Eu nunca soube amar a cada um. Eu nunca soube amá-los
como indivíduos. Eu nunca soube aceitá-los como
feios, fracos e lentos. Tragam-me um doente e não
chorarei com ele. Mas me mostrem um hospital e
derramarei rios e mares. Eu não sei falar e ouvir um
homem, uma mulher ou uma criança. Eu só sei fazer
coletivo, massa, povo, conjunto. Sou capaz de ser
herói, mas não sou capaz de ser enfermeiro. Sou
capaz de ser grande, mas não sou capaz de ser
pequeno. Eu nunca dei uma flor. Nunca amei uma
pessoa. E tenho amor. Dou desenhos, dou textos,
escrevo cartas. Sem contato manual, sem intimidade,
sem entregar. Por que desenho, por que escrevo
cartas? Minha arte é fruto da minha importância de
viver com vocês. Um dia, vou rasgar o papel que
escrevo, rasgar o bloco que desenho, rasgar até esse
recado covarde e vou me melar e besuntar com vocês,
tudo com meu grande beijo.
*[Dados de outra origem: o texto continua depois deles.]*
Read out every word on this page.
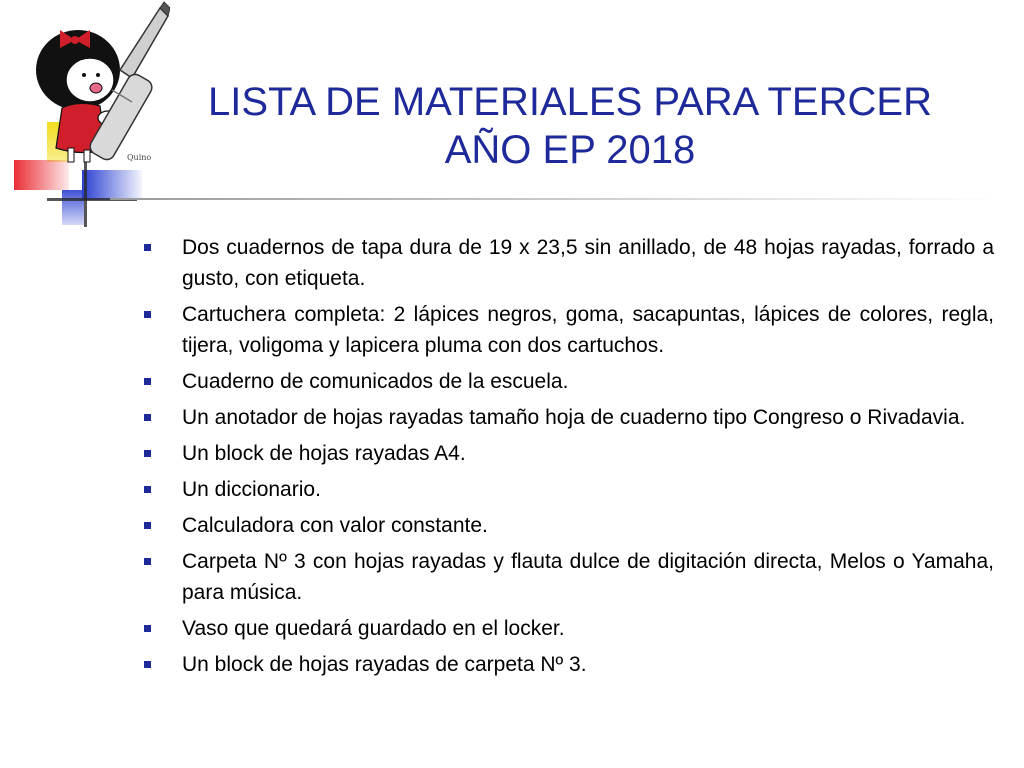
Quino
LISTA DE MATERIALES PARA TERCER
AÑO EP 2018
Dos cuadernos de tapa dura de 19 x 23,5 sin anillado, de 48 hojas rayadas, forrado a gusto, con etiqueta.
Cartuchera completa: 2 lápices negros, goma, sacapuntas, lápices de colores, regla, tijera, voligoma y lapicera pluma con dos cartuchos.
Cuaderno de comunicados de la escuela.
Un anotador de hojas rayadas tamaño hoja de cuaderno tipo Congreso o Rivadavia.
Un block de hojas rayadas A4.
Un diccionario.
Calculadora con valor constante.
Carpeta Nº 3 con hojas rayadas y flauta dulce de digitación directa, Melos o Yamaha, para música.
Vaso que quedará guardado en el locker.
Un block de hojas rayadas de carpeta Nº 3.
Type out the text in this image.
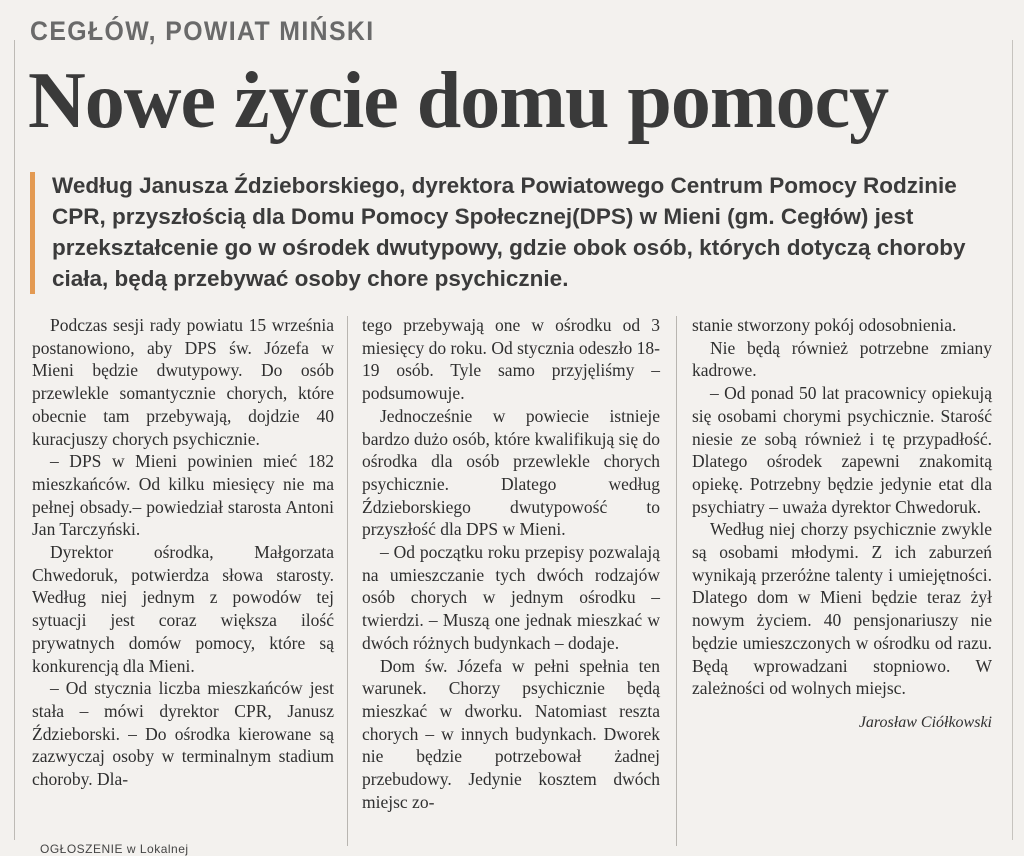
CEGŁÓW, POWIAT MIŃSKI
Nowe życie domu pomocy
Według Janusza Ździeborskiego, dyrektora Powiatowego Centrum Pomocy Rodzinie CPR, przyszłością dla Domu Pomocy Społecznej(DPS) w Mieni (gm. Cegłów) jest przekształcenie go w ośrodek dwutypowy, gdzie obok osób, których dotyczą choroby ciała, będą przebywać osoby chore psychicznie.

Podczas sesji rady powiatu 15 września postanowiono, aby DPS św. Józefa w Mieni będzie dwutypowy. Do osób przewlekle somantycznie chorych, które obecnie tam przebywają, dojdzie 40 kuracjuszy chorych psychicznie.

– DPS w Mieni powinien mieć 182 mieszkańców. Od kilku miesięcy nie ma pełnej obsady.– powiedział starosta Antoni Jan Tarczyński.

Dyrektor ośrodka, Małgorzata Chwedoruk, potwierdza słowa starosty. Według niej jednym z powodów tej sytuacji jest coraz większa ilość prywatnych domów pomocy, które są konkurencją dla Mieni.

– Od stycznia liczba mieszkańców jest stała – mówi dyrektor CPR, Janusz Ździeborski. – Do ośrodka kierowane są zazwyczaj osoby w terminalnym stadium choroby. Dla-

tego przebywają one w ośrodku od 3 miesięcy do roku. Od stycznia odeszło 18-19 osób. Tyle samo przyjęliśmy – podsumowuje.

Jednocześnie w powiecie istnieje bardzo dużo osób, które kwalifikują się do ośrodka dla osób przewlekle chorych psychicznie. Dlatego według Ździeborskiego dwutypowość to przyszłość dla DPS w Mieni.

– Od początku roku przepisy pozwalają na umieszczanie tych dwóch rodzajów osób chorych w jednym ośrodku – twierdzi. – Muszą one jednak mieszkać w dwóch różnych budynkach – dodaje.

Dom św. Józefa w pełni spełnia ten warunek. Chorzy psychicznie będą mieszkać w dworku. Natomiast reszta chorych – w innych budynkach. Dworek nie będzie potrzebował żadnej przebudowy. Jedynie kosztem dwóch miejsc zo-

stanie stworzony pokój odosobnienia.

Nie będą również potrzebne zmiany kadrowe.

– Od ponad 50 lat pracownicy opiekują się osobami chorymi psychicznie. Starość niesie ze sobą również i tę przypadłość. Dlatego ośrodek zapewni znakomitą opiekę. Potrzebny będzie jedynie etat dla psychiatry – uważa dyrektor Chwedoruk.

Według niej chorzy psychicznie zwykle są osobami młodymi. Z ich zaburzeń wynikają przeróżne talenty i umiejętności. Dlatego dom w Mieni będzie teraz żył nowym życiem. 40 pensjonariuszy nie będzie umieszczonych w ośrodku od razu. Będą wprowadzani stopniowo. W zależności od wolnych miejsc.

Jarosław Ciółkowski

OGŁOSZENIE w Lokalnej
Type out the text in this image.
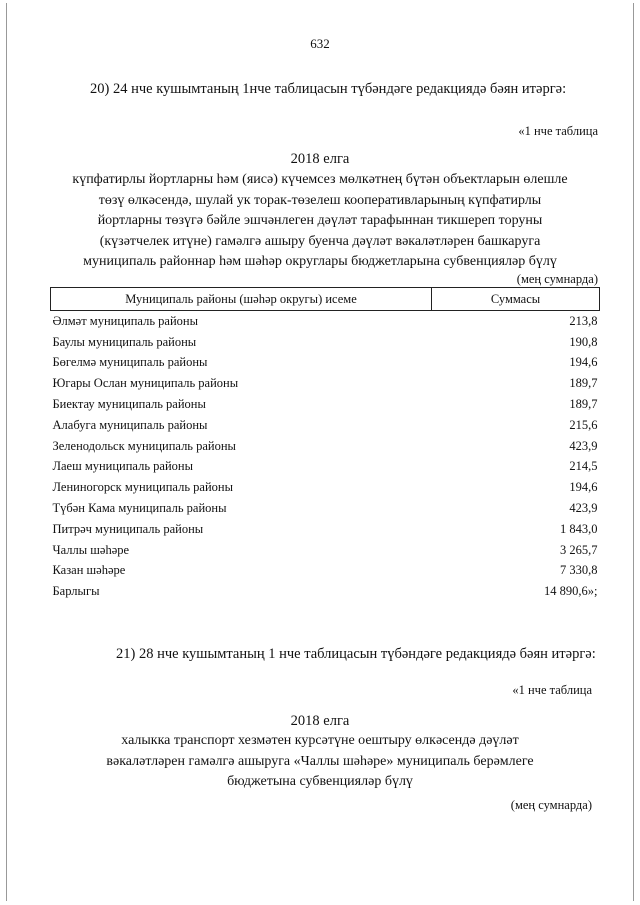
632
20) 24 нче кушымтаның 1нче таблицасын түбәндәге редакциядә бәян итәргә:
«1 нче таблица
2018 елга
күпфатирлы йортларны һәм (яисә) күчемсез мөлкәтнең бүтән объектларын өлешле
төзү өлкәсендә, шулай ук торак-төзелеш кооперативларының күпфатирлы
йортларны төзүгә бәйле эшчәнлеген дәүләт тарафыннан тикшереп торуны
(күзәтчелек итүне) гамәлгә ашыру буенча дәүләт вәкаләтләрен башкаруга
муниципаль районнар һәм шәһәр округлары бюджетларына субвенцияләр бүлү
(мең сумнарда)
Муниципаль районы (шәһәр округы) исеме	Суммасы
Әлмәт муниципаль районы	213,8
Баулы муниципаль районы	190,8
Бөгелмә муниципаль районы	194,6
Югары Ослан муниципаль районы	189,7
Биектау муниципаль районы	189,7
Алабуга муниципаль районы	215,6
Зеленодольск муниципаль районы	423,9
Лаеш муниципаль районы	214,5
Лениногорск муниципаль районы	194,6
Түбән Кама муниципаль районы	423,9
Питрәч муниципаль районы	1 843,0
Чаллы шәһәре	3 265,7
Казан шәһәре	7 330,8
Барлыгы	14 890,6»;
21) 28 нче кушымтаның 1 нче таблицасын түбәндәге редакциядә бәян итәргә:
«1 нче таблица
2018 елга
халыкка транспорт хезмәтен курсәтүне оештыру өлкәсендә дәүләт
вәкаләтләрен гамәлгә ашыруга «Чаллы шәһәре» муниципаль берәмлеге
бюджетына субвенцияләр бүлү
(мең сумнарда)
Vocês vão me reconhecer
fácil: vou ser o mais feliz de vocês. Henfil"
Rio de Janeiro, abril
de 1977.
Querido filho
Henriquinho,
Eu hoje estou me
sentindo bem melhor, mas ainda não agüento andar. A
perna dói bastante com a ciática. Nós aqui igual a
não ser as saudades dos filhos ausentes. No Natal é
que eu sinto mais. Eu queria tanto que seu irmão
pudesse voltar. Eu chego a imaginar ele sentado na
sala com todos. Eu recebi um retrato dele. Achei tão
magrinho, tão tristinho. Será que esse tormento não
vai acabar nunca? Eu tive muita esperança quando
este novo presidente entrou. Achei ele com um
jeitinho bom. Eu rezo muito pro seu irmão poder
voltar. Mandei biscoitos pra ele pelo correio como
lembrancinha de Natal. Devem ter chegado duros.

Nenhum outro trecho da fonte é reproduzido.